Komplikasi Umum dari Operasi Pembesaran Payudara
 Encyclopedic 
 PRE       NEXT 
Komplikasi operasi pembesaran payudara meliputi kontraksi kapsuler dan pengerasan payudara, yang dapat dicegah atau diminimalkan melalui pemijatan dini; ketidakpuasan terhadap bentuk atau ukuran; bekas luka di lokasi sayatan (bekas luka terjadi pada semua jenis sayatan, meskipun penjahitan yang teliti dan jahitan pengurang tegangan subkutan dapat meminimalkan bekas luka); laktasi; kebocoran atau pecahnya implan;Infeksi: Teknik aseptik yang buruk selama operasi, pembentukan hematoma, dan pembukaan luka dapat berkontribusi pada infeksi.
Kontraksi kapsuler dan pengerasan payudara: Kapsul gel silikon merupakan benda asing yang signifikan, memicu reaksi jaringan yang membentuk kapsul fibrosa. Penyebab pasti masih belum jelas tetapi mungkin terkait dengan hematoma, pembedahan kantong yang tidak memadai, atau kebocoran minyak silikon.Pijatan dini dapat membantu mencegah atau meredakan hal ini. Kasus yang parah mungkin memerlukan pengangkatan implan, pelepasan kapsul, dan jika diperlukan, reseksi sebagian kapsul. Kantong implan harus diperluas kembali sebelum implan dipasang kembali, atau implan yang lebih kecil (sekitar 30 ml lebih kecil dari ukuran asli) dapat digunakan.

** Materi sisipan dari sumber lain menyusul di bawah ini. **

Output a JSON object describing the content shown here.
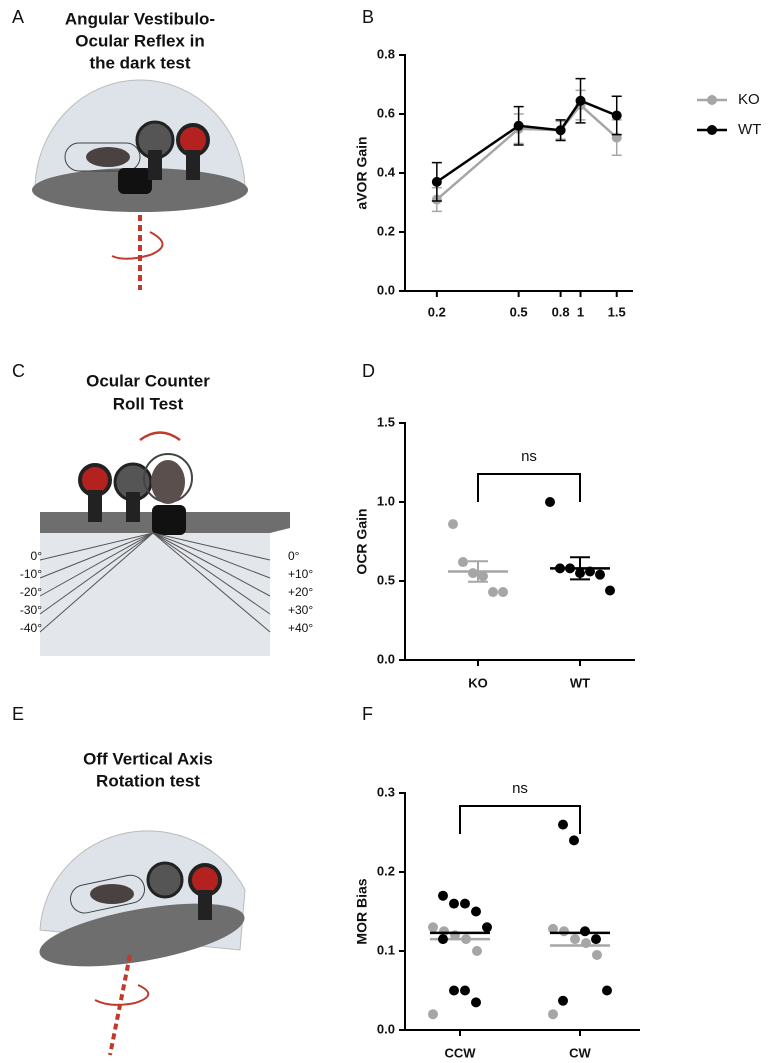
{
  "panel_labels": [
    "A",
    "B",
    "C",
    "D",
    "E",
    "F"
  ],
  "illustrations": [
    {
      "title_lines": [
        "Angular Vestibulo-",
        "Ocular Reflex in",
        "the dark test"
      ]
    },
    {
      "title_lines": [
        "Ocular Counter",
        "Roll Test"
      ],
      "left_angles": [
        "0°",
        "-10°",
        "-20°",
        "-30°",
        "-40°"
      ],
      "right_angles": [
        "0°",
        "+10°",
        "+20°",
        "+30°",
        "+40°"
      ]
    },
    {
      "title_lines": [
        "Off Vertical Axis",
        "Rotation test"
      ]
    }
  ],
  "chart_data": [
    {
      "type": "line",
      "ylabel": "aVOR Gain",
      "x": [
        0.2,
        0.5,
        0.8,
        1,
        1.5
      ],
      "xlog": true,
      "xlim": [
        0.14,
        1.8
      ],
      "xticks": [
        0.2,
        0.5,
        0.8,
        1,
        1.5
      ],
      "ylim": [
        0,
        0.8
      ],
      "yticks": [
        {
          "value": 0,
          "label": "0.0"
        },
        {
          "value": 0.2,
          "label": "0.2"
        },
        {
          "value": 0.4,
          "label": "0.4"
        },
        {
          "value": 0.6,
          "label": "0.6"
        },
        {
          "value": 0.8,
          "label": "0.8"
        }
      ],
      "legend": "outside-right",
      "series": [
        {
          "name": "KO",
          "color": "#a6a6a6",
          "values": [
            0.31,
            0.55,
            0.545,
            0.63,
            0.52
          ],
          "errors": [
            0.04,
            0.05,
            0.03,
            0.05,
            0.06
          ]
        },
        {
          "name": "WT",
          "color": "#000000",
          "values": [
            0.37,
            0.56,
            0.545,
            0.645,
            0.595
          ],
          "errors": [
            0.065,
            0.065,
            0.035,
            0.075,
            0.065
          ]
        }
      ]
    },
    {
      "type": "strip",
      "ylabel": "OCR Gain",
      "categories": [
        "KO",
        "WT"
      ],
      "annotation": "ns",
      "ylim": [
        0,
        1.5
      ],
      "yticks": [
        {
          "value": 0,
          "label": "0.0"
        },
        {
          "value": 0.5,
          "label": "0.5"
        },
        {
          "value": 1,
          "label": "1.0"
        },
        {
          "value": 1.5,
          "label": "1.5"
        }
      ],
      "series": [
        {
          "colors": [
            "#a6a6a6",
            "#000000"
          ],
          "values": [
            [
              0.86,
              0.62,
              0.55,
              0.53,
              0.43,
              0.43
            ],
            [
              1.0,
              0.58,
              0.58,
              0.55,
              0.56,
              0.54,
              0.44
            ]
          ],
          "mean": [
            0.56,
            0.58
          ],
          "sem": [
            0.065,
            0.07
          ]
        }
      ]
    },
    {
      "type": "strip",
      "ylabel": "MOR Bias",
      "categories": [
        "CCW",
        "CW"
      ],
      "annotation": "ns",
      "ylim": [
        0,
        0.3
      ],
      "yticks": [
        {
          "value": 0,
          "label": "0.0"
        },
        {
          "value": 0.1,
          "label": "0.1"
        },
        {
          "value": 0.2,
          "label": "0.2"
        },
        {
          "value": 0.3,
          "label": "0.3"
        }
      ],
      "series": [
        {
          "color": "#a6a6a6",
          "values": [
            [
              0.13,
              0.125,
              0.12,
              0.115,
              0.1,
              0.02
            ],
            [
              0.128,
              0.125,
              0.115,
              0.11,
              0.095,
              0.02
            ]
          ],
          "mean": [
            0.115,
            0.107
          ]
        },
        {
          "color": "#000000",
          "values": [
            [
              0.17,
              0.16,
              0.16,
              0.15,
              0.13,
              0.115,
              0.05,
              0.05,
              0.035
            ],
            [
              0.26,
              0.24,
              0.125,
              0.115,
              0.05,
              0.037
            ]
          ],
          "mean": [
            0.123,
            0.123
          ]
        }
      ]
    }
  ]
}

Bentuk yang tidak memuaskan: Karena keterbatasan otot pectoralis major, implan tidak dapat ditempatkan dekat garis tengah, sehingga menghasilkan lekuk payudara yang tidak jelas.Selain itu, pembedahan berlebihan di atas payudara dikombinasikan dengan pembedahan yang tidak memadai di bawahnya dapat mengangkat posisi payudara, menyebabkan kontur yang tidak alami. Yang pertama harus dibahas dengan pasien sebelumnya, sementara yang terakhir memerlukan pembedahan ulang di bagian bawah dan pembalutan kompresi.Setelah implan dipasang, jika pasien merasa ukuran terlalu besar atau terlalu kecil, implan dapat diganti. Namun, penggantian sebaiknya dihindari jika memungkinkan, karena operasi ulang dapat menimbulkan komplikasi baru.
Bekas luka: Semua sayatan menyebabkan bekas luka. Jahitan yang teliti dan jahitan subkutan untuk mengurangi tegangan dapat meminimalkan visibilitas bekas luka.

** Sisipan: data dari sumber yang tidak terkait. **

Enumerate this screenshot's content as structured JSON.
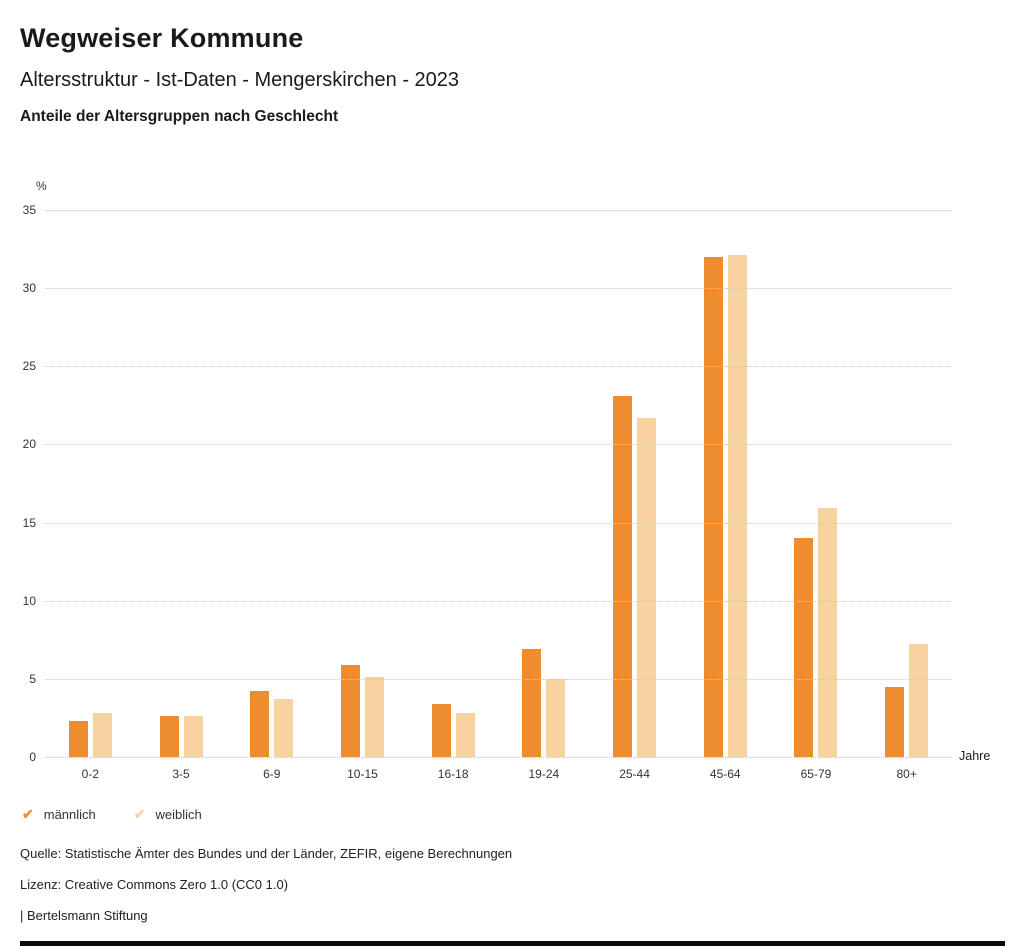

Laktasi: Sebagian kecil pasien mungkin mengalami laktasi sementara akibat stimulasi implan, yang biasanya hilang dalam beberapa minggu tanpa obat.
Kebocoran atau pecahnya implan: Hal ini terjadi akibat kualitas implan yang buruk atau trauma lokal pada payudara, ditandai dengan kemerahan, pembengkakan, dan ketidaknyamanan. Sayatan harus dibuka kembali untuk mengangkat implan yang pecah dan minyak silikon, membersihkan kantong secara menyeluruh, dan memasang implan baru.
Infeksi: Teknik aseptik yang buruk selama operasi, pembentukan hematoma, atau luka yang terbuka kembali dapat menyebabkan infeksi. Pengangkatan segera implan diperlukan, diikuti dengan pengobatan antiinfeksi. Reimplantasi hanya boleh dilakukan setelah luka sembuh dan infeksi sepenuhnya sembuh.